Com a aproximação das eleições, e ainda antes dos programas partidários, começam a surgir, ou a ressurgir, propostas e medidas várias, que vale a pena analisar, comentar, criticar, melhorar, ou descartar.
Um dos documentos recentemente divulgados é o relatório "Uma década para Portugal", que se centra, segundo os autores, na apresentação de um "caminho para a promoção do desenvolvimento económico e da coesão social".

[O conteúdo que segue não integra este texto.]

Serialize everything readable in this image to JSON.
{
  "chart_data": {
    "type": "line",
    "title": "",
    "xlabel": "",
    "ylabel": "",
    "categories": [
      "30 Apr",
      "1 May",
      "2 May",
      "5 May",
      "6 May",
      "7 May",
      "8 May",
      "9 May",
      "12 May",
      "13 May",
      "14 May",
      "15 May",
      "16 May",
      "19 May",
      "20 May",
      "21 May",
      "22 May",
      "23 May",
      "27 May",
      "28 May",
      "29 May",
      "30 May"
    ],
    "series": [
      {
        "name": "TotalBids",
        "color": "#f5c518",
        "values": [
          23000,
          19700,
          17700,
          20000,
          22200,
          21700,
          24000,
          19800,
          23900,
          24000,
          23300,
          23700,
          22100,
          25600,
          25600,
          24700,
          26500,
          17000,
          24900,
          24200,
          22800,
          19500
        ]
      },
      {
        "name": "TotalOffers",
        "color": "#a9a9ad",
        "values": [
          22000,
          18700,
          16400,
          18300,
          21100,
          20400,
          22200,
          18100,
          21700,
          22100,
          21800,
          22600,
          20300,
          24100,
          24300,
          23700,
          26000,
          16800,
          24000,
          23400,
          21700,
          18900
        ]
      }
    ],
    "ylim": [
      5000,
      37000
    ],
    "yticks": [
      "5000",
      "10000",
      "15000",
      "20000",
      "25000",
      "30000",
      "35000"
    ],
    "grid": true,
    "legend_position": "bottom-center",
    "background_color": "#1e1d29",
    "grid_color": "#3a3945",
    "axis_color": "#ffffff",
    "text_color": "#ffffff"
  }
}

Em matéria de ensino superior, e apesar de apresentar um diagnóstico em que refere a conhecida baixa qualificação da população portuguesa e o enfraquecimento recente das instituições de ensino superior, centra-se unicamente, ao nível das propostas, no papel que as instituições de ensino superior devem ter na promoção da empregabilidade dos seus alunos (pág. 60 - "Reforçar o acesso e a empregabilidade no ensino superior").
E quais são as propostas? Basicamente duas: 1) Alocar recursos adicionais às universidades para ações de promoção de empregabilidade. 2) Criar incentivos de médio e longo prazo visando premiar resultados neste domínio e, sobretudo, para que as instituições adaptem os seus programas, através do reforço de competências várias e da promoção de estágios, por exemplo. Neste domínio ponderam consignar uma proporção do IRS pago pelos ex-alunos de cada Universidade ao seu financiamento.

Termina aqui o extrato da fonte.